What ended up coming out of all of this research was really three different papers, each with a slightly different focus. One was the expanded description of the pragmatic effects achieved by the HP. The second is the paper I will actually be presenting in the Biblical Greek Language and Linguistics section, addressing the thorny issue of the aspect of the HP. The third paper is one that I was completely unprepared to stumble across, it just happened in my research. The further I read, the more confirmation I found for the ideas, regardless of what I wanted to find. I wrote up a 12 page summary of what I found, and will set it aside until the New Year. It will probably be the most significant paper I have written to date, but there is little joy in it.

My verbal aspect paper continued to grow as well, based on the amount of attention the topic had received and based on the significance of the HP to the overall tense-aspect debate. It now weighs in a 30 pages, and still needs a bit more content added to one section. The content is written, I set it aside yesterday to begin work (finally) on my other paper for the Linguistics and Biblical Hebrew section. I began shifting gears yesterday from Greek to Hebrew, trying to figure out how I would tackle this paper. The folks in the Hebrew section scare me. They don’t just use linguistics, they are linguists, and from some of the top universities around the world. They shred poorly formulated ideas so fast that it makes your head spin, I have seen it. The last time I presented a paper there was 2005, my very first SBL paper.

Like I said, I set the Greek paper aside yesterday, and planned on beginning work on the Hebrew one.
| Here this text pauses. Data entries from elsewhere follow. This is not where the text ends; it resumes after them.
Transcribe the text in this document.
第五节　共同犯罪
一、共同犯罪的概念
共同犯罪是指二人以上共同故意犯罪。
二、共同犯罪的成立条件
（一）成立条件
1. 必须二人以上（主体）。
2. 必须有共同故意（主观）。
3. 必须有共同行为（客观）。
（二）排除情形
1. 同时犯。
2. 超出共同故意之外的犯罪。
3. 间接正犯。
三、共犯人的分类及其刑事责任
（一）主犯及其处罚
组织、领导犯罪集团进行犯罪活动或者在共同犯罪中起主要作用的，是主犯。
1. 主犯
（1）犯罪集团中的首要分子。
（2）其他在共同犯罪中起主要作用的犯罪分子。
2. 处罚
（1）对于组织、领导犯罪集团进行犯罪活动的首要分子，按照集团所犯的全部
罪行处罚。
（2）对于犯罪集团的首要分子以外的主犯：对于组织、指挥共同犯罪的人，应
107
As is my habit, I read the literature with a basic idea of the direction I will go until things come together. I did a post earlier this summer about waking up and “seeing” the HP paper in my head—the whole thing—I just needed to write it down. It just happened to happen on vacation, and my wife wasn’t well pleased that I got up at 3:00 am to write. Neither was my nephew sleeping on the couch in the living room. Well, it happened again, last night about 2:00 am.

Psalm 127

1     Unless the Lord builds the house,

They labor in vain who build it;

Unless the Lord guards the city,

The watchman keeps awake in vain.

2     It is vain for you to rise up early,

To retire late,

To eat the bread of painful labors;

For He gives to His beloved even in his sleep. (NASB)

I will not go so far as to say that the Lord has given me my paper, though I will gladly give Him credit for whatever good comes out of it. All I know is that I end up having most of my problems solved as I sleep. I “saw” the flow and outline of the Hebrew paper two hours ago. I saw what examples to use, what order to put them in, what anecdotes to use in the introduction. Now I just need to write it, and pray that I will not hit the kinds of snags I found in my last literature survey. I am running out of time. While my wife might affirm the truthiness of v. 2a, I love getting up early and reading. If I have learned or found something new in a day, it has been a good day despite whatever other things may have happened.

I have been fretting about getting started on my other paper. This increased with each passing week that my Greek paper drug on past Labor day. This experience reminds me again that my scholarly journey has really been more of a spiritual one. I am not talking about a path to enlightenment or something, but more an ongoing dependence on God to direct my path. I could recount bunches of times where I would hit a wall, not understand something, need access to a book, need a mentor that could teach me about some aspect of some obscure thing. Sometimes I would beat my head against a wall trying to do it on my own. Other times I moved straight to prayer about it, skipping the “striving” and “beating” part. Sure enough, there would be the improbable Google hit, the find in the used book store, the scholar that was willing to respond to my emailed question and devote some time to mentoring me. It has been a spiritual adventure, complete with discipline and pruning of things like, oh say pride and self-confidence. There have also been times of great blessing, like seeing someone use what you wrote to edify and build up others in the Church, or to solve some problem in their research or Bible translation.

My anxiety about my Hebrew paper has been dispelled. I still have a lot let (like the whole thing), but this morning was a great reminder that solving problems is really a pretty simple thing for the Lord, and He is far better at it than I am. My wife has been on vacation for a week now, returning from touring the fall color in New England Saturday morning. I have been writing like a fiend since she left, typically rising by 4 am so as not to squander my morning. I have played with my kids, made sure they were fed, kept the house fairly clean, and tried to balance scholarship with being a good dad and housekeeper. I find it a very hard thing to do, being very drawn to one extreme or the other. But the glimpse I saw this morning of the paper just saved me who knows how many hours brainstorming, writing and deleting. God is so very good to us, and honors efforts to seek Him. I do not completely understand why, but I am very thankful that He does this. Gott go, time to get this paper out of my head.